You build me up, take me, and use me then leave me to fall apart. But, the saddest part is that I let you do it time and time again.
Deep down, I think you know that I love you. I think you deny it though, thinking that I don’t love you makes it easier for you.
Easier to text me and tell me you want to spend time with me, then completely shut me out once you’re satisfied.
Sometimes you don’t even go, though. You text me again to bail out and it hurts more than being played, because, at least when you play me, I get to spend time with you. I get to be close to you and I get to feel like you might actually care about me.
You’re not the only guy that does this. I reach out to others to try and forget you. They play me too, but it’s different than what you do. They tell me I’m beautiful, pretend to actually care, send me hearts over text, tell me they love me, then they shut me out.
You just shut me out after you use me, you don’t pretend to genuinely like me. That should make it easier, but it makes its harder.

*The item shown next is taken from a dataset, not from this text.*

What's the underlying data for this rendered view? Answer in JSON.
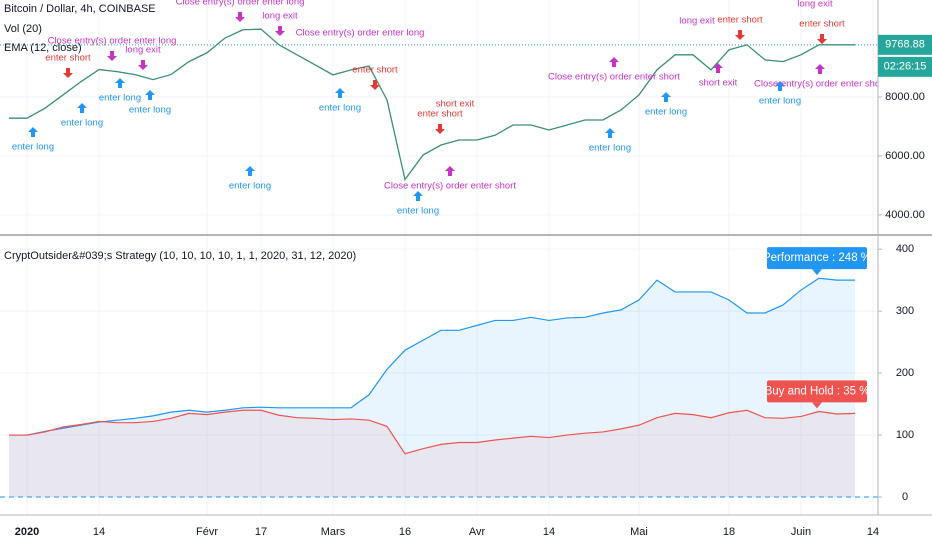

I see you around school five days a week. Sometimes I feel like I’m invisible to you, sometimes you talk to me and we act as close friends, than somedays I feel like you purposely avoid me. I’m probably overthinking this though, I doubt I matter enough to you for you to even ignore me.
I know this is bad, but its gotten to the point that I’ve been hurt so much that I talk to multiple people at once, so that when one guy bails, there is still another one that I think cares about me.
Every time another guy plays me, it hurts. It hurts a lot. I cry… I cry for hours. Every time I think someone might genuinely like me, but then they tear me apart and cast me out, just like you do.
Every time another guy plays me, it hurts. It hurts a lot, but at least I’m not thinking about you. Thinking about you hurts even more. I know I’ll get over the other guy in a couple weeks or months depending on how much I cared, but I know no matter how many days, weeks months, years, I’ll never get over you.
I’m not an object. I’m not disposable. You cant just throw me away when you’re done. I’m not a piece of paper you can crumple up and throw away when you’re finished.
I hate what you do to me. I hate even more that I let you. And I hate the most that I’m standing here waiting, hoping, yearning for you to text me again.